Consider the game of infinite Hex, where two players Red and Blue alternately place their stones on the infinite hex grid, each aiming to create a winning configuration.
Red wins after infinite play, for the standard winning condition, if there is a connected $\newcommand\Z{\mathbb{Z}}\Z$-chain of red stones, which travels from lower left at infinity to upper right at infinity, moving ultimately from quadrant III to quadrant I, for any choice of center. Equivalently, there is a $\Z$-chain of red stones crossing any given horizontal line only finitely many times, crossing ultimately from below to above, and also crossing every vertical line only finitely many times, crossing ultimately from left to right.
Similarly, Blue wins if there is a connected $\Z$-chain of blue stones connecting the upper left at infinity to the lower right at infinity.
Further background information about the game is available in my preprint:
- Joel David Hamkins and Davide Leonessi, Infinite Hex is a draw, arxiv:2201.06475.
My question is about the complexity of the standard winning condition.
Question 1. What is the precise complexity of the winning condition of infinite Hex?
More specifically, what is the descriptive set-theoretic complexity of the set of (partial) colorings of the hex board that exhibit a win for Red? That is, considering plays of the game as producing a partial coloring of the hex-tile grid with Red/Blue, what is the complexity of the set of such colorings for which Red fulfills the winning condition?
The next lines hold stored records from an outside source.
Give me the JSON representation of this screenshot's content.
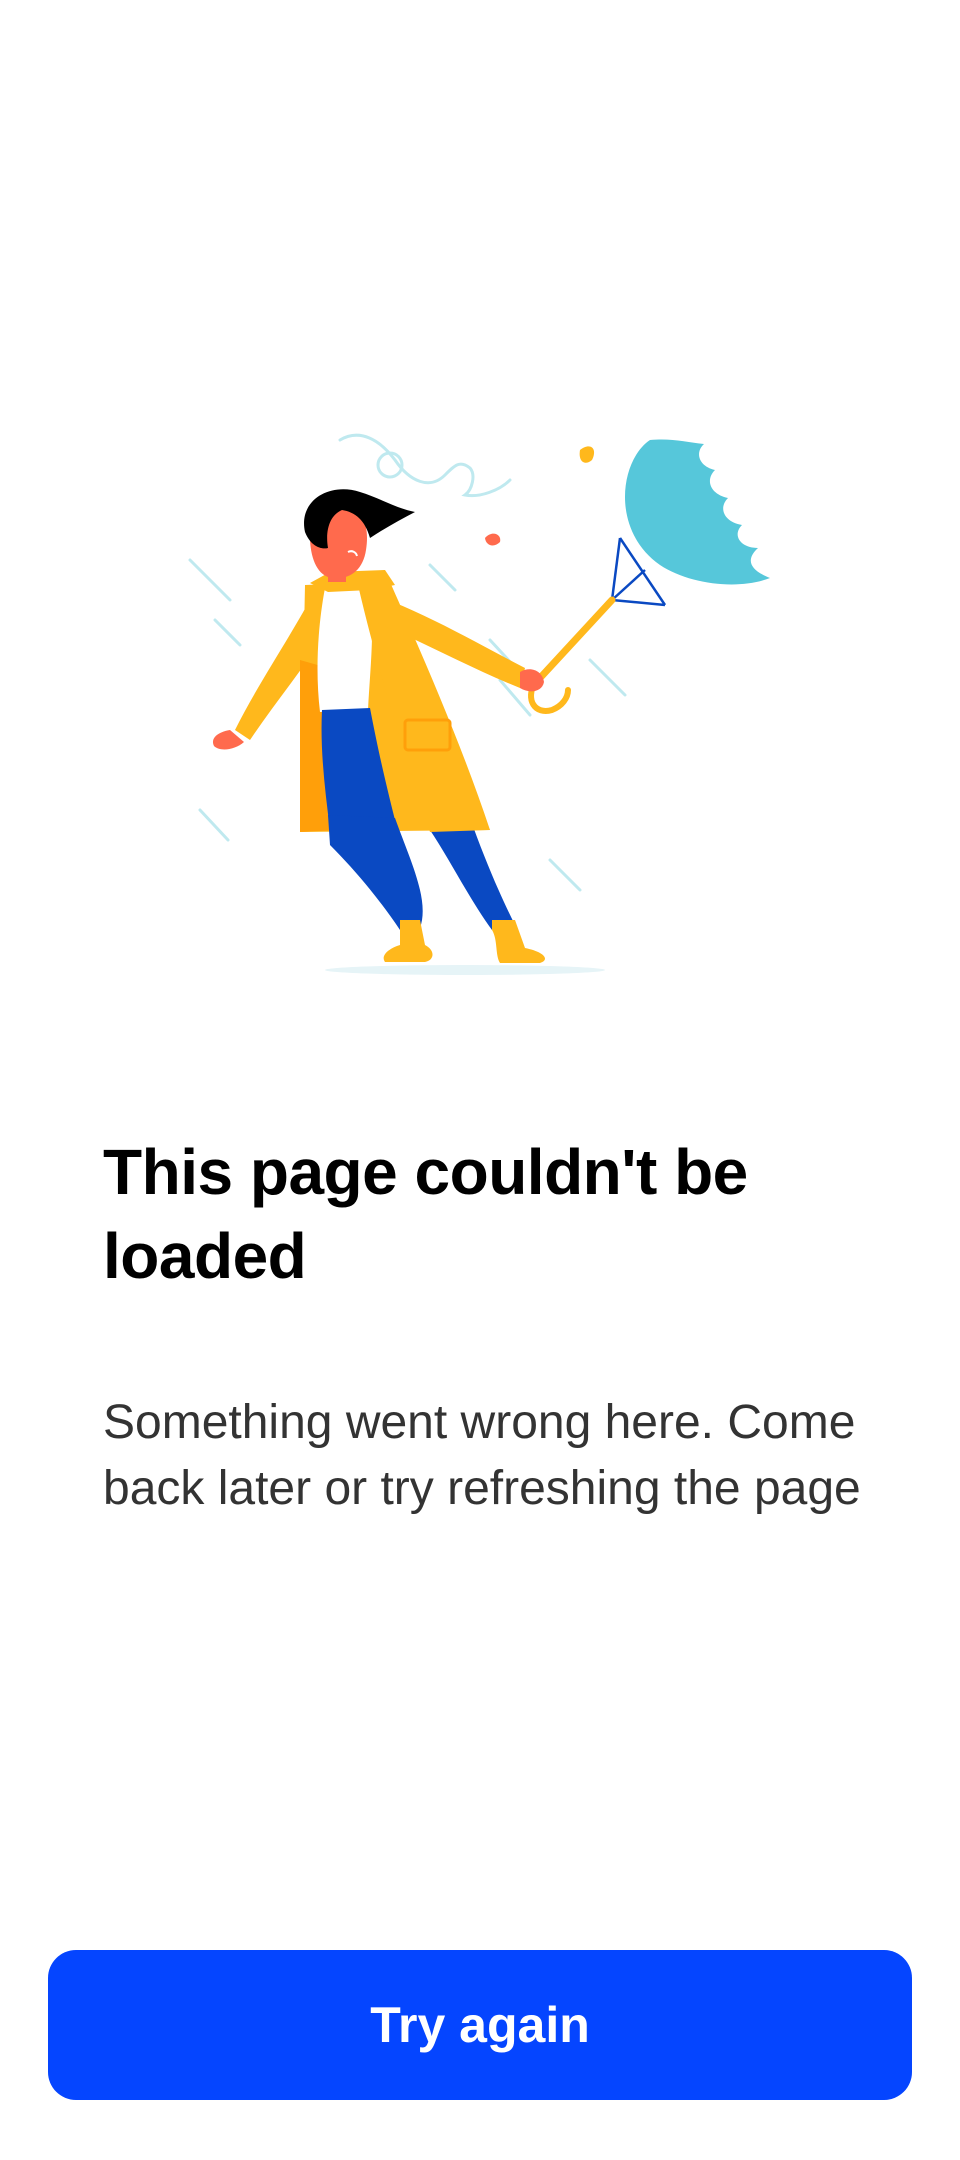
{
  "error": {
    "illustration_icon": "windblown-umbrella-illustration",
    "title": "This page couldn't be loaded",
    "description": "Something went wrong here. Come back later or try refreshing the page"
  },
  "actions": {
    "retry_label": "Try again"
  },
  "colors": {
    "primary_button": "#0545ff",
    "title_text": "#000000",
    "body_text": "#333333",
    "coat": "#ffb81c",
    "pants": "#0a49c2",
    "umbrella": "#56c7da",
    "skin": "#ff6a4d"
  }
}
Clearly, the winning condition has complexity $\Sigma^1_1$ at worst, since Red wins if and only if there is a winning Red $\Z$-chain, which amounts to a second-order existential quantifier to get the $\Z$-chain, and to assert that a given $\Z$-chain is winning for Red involves only number quantifiers, since one needs only to say that it forms a connected chain, that it is entirely Red, and that it fulfills the infinite convergence property from lower left to upper right. On its face, therefore, infinite Hex is an analytic game, one whose winning condition has complexity $\Sigma^1_1$. But is the game truly $\Sigma^1_1$? I find it likely that the complexity bound can be improved.
Question 2. Is infinite Hex a Borel game? That is, is the set of (partial) colorings of the hex board that are winning for Red a Borel set?
I conjecture that infinite Hex is a Borel game. To prove this, it would suffice to find an existential characterization for Red NOT to have won a given position. For example, perhaps Red fails to win if and only if there is a series of Blue-or-noncolored tiles forming larger and larger obstacles, which would prevent a Red win. For example, perhaps Blue has downward sloping lines connecting the positive y-axis to the positive x-axis for some choice of center, as in the trapezoidal figures of our paper, or perhaps Blue has stones infinitely far into quadrant I that are connected to stones in quadrants II and IV, for any choice of center. (Note that the question whether any two Blue stones are connected is an arithmetic property, requiring the quantification only over finite sequences and not infinite sequences.) If there were always such an existential reason for Red to lose, this would show that the non-winning plays were also $\Sigma^1_1$, making the Red wins $\Delta^1_1$ and hence Borel. This seems to be a promising approach, but I don't yet grasp a full account of the details here.
Meanwhile, the centrality of the complexity question is that ZFC proves that all Borel games are determined, and one might hope to use this, if the winning condition were Borel, to prove that either one of the players has a winning strategy in infinite Hex or both players have drawing strategies. In fact, we already know (the main initial result of our paper above) that both players have drawing strategies in infinite Hex, starting from an empty board. But we don't have this result yet for the infinite Hex games arising from arbitrary finite positions, even ones with a single extra stone, and we actually have no proof that such games are determined. But surely they are determined!
Question 3. Can we prove in ZFC that the infinite Hex game proceeding from any given Borel position is determined, in that either one of the players has a winning strategy or both players have drawing strategies?
The point is that the answer would be affirmative if the collection of colorings fulfilling a win for Red were Borel, since this would follow from Borel determinacy, which is provable in ZFC. Note that Borel determinacy is usually formulated for won/loss games, without draws, but infinite Hex admits drawn outcomes. But one can easily modify the Borel determinacy result for won/loss/draw games.
If infinite Hex is indeed Borel, what is the Borel complexity? It doesn't seem to be arithmetic, but perhaps a clever argument would show that it is. Perhaps one need only say that Red wins, just in case Blue has not placed stones exhibiting certain finitary connectivity properties with respect to choices of center origin.
Question 4. Is infinite Hex an arithmetic game?
Meanwhile, some of the alternative winning conditions mentioned in our paper are indeed arithmetic, such as the winning-on-finite-boards condition.